Aujourd'hui, les tombes de Félix Tchikaya, premier député
noir à l'Assemblée Nationale Française, et de son fils
Tchikaya U'tamsi l'un des plus grands écrivains congolais s'y
trouvent.
- Les trois manguiers qui servaient de comptoirs avant le rituel
autour de l'arbre de l'oubli. Les
esclaves enchaînés faisaient sept (7) tours de
l'arbre de l'oubli pour les femmes ou les jeunes filles, neuf (9) tours pour
les hommes. Et l'arbre de retour qui symbolisait un éventuel retour de
l'esprit du défunt au pays une fois mort.
- Le débarcadère qui était une
vasière reste représenté par une portion de terre. En
effet, la baie
de Loango, peu profonde, ne permettait pas aux bateaux
d'accoster. Ils attendaient à 30 Km de la rive. La liaison entre les
bateaux et la rive était assurée par des pirogues.
Le patrimoine immatériel
L'importance culturelle de ce site est également
perceptible à travers les complaintes toujours fredonnées par les
habitants restés sur le lieu du sinistre, rappelant la nostalgie des
parents qui restent à attendre les êtres chers arrachés
à leur affection et qu'ils ne reverront plus jamais. Il en est de
même pour certaines pratiques et cérémonies d'initiation
telles que :
- Le Kikumbi ou rite prénuptial observé chez les
Vili de Pointe-Noire en souvenir de cette
mythique misogynie royale. Chez les Kongo/lari, le rituel est
en voie de disparition, vaincu sans doute par la chimie de la modernité.
Les Vili seuls continuent à le décréter aux environs de
Pointe-Noire.
- Le Lélikage qui est une danse de séduction
réservée aux jeunes garçons et filles. Pendant les
vacances, les jeunes se retrouvaient au village ou dans les quartiers assez
reculés de la ville pour danser le Lélikage en pleine nature,
uniquement éclairés par la lune ; les chants et les percussions
entraînaient tout le monde dans ne transe frénétique ne
s'arrêtant qu'au petit matin
- La pratique du Nkondi représentée par des
statuettes chargées de significations magico religieuses ; elles sont le
pont entre le monde des vivants et celui des ancêtres.

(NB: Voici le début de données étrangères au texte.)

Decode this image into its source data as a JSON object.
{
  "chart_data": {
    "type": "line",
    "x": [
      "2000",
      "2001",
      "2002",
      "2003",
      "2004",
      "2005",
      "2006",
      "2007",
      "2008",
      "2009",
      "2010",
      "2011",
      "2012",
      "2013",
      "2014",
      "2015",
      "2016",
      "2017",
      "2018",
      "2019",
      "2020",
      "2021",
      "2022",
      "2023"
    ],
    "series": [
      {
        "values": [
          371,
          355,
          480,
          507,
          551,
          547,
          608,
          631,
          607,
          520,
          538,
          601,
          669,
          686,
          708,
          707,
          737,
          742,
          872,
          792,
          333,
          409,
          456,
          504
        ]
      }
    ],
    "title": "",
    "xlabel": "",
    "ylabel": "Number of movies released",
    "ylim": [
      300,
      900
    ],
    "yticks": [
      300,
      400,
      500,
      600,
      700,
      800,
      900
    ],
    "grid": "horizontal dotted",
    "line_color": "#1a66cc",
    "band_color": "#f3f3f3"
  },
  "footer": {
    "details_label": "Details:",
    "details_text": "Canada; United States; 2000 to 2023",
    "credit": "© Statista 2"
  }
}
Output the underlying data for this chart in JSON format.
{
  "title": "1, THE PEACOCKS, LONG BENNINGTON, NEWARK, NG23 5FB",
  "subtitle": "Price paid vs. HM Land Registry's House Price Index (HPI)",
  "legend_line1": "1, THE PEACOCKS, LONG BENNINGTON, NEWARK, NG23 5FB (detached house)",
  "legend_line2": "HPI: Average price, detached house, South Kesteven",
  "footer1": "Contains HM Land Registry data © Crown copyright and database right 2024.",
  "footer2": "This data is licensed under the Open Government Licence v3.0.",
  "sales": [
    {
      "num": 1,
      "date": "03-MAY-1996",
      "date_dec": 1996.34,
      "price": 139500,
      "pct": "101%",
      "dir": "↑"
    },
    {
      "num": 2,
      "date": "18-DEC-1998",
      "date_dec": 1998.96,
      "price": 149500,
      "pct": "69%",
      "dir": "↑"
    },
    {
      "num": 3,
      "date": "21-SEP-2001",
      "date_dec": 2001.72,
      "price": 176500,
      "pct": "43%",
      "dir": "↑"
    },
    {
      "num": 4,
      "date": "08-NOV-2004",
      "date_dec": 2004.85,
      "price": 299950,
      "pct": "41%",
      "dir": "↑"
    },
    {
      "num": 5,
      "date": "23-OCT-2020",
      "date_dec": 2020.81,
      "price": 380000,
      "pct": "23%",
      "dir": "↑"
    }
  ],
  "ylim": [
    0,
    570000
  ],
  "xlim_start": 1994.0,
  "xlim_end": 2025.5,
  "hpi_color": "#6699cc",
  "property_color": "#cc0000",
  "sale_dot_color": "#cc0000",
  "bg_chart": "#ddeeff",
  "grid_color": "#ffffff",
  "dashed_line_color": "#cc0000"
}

Intermédiaires obligés entre les humains et les divinités
surnaturelles, entre la communauté et l'esprit des ancêtres. Ces
statuettes prennent le nom de "Nkondi", et doivent leur pouvoir à la
charge contenue dans le reliquaire à miroir par le Nganga
(féticheur).
- Le Tchinkhani, danse en l'honneur des jumeaux,
effectuée devant les autels sacrés de chaque tribu. Cette danse
sert de lien entre la nature et les jumeaux, qui sont considérés
comme un don ; elle doit empêcher l'esprit des jumeaux de quitter le
monde des humains. L'union de la femme et de l'homme est racontée sans
tabous à travers le chant et la danse6.
Le site de l'ancien port d'embarquement des esclaves à
Loango fait l'objet d'une protection par l'Etat et le ministère de la
culture y a installé un gestionnaire du site.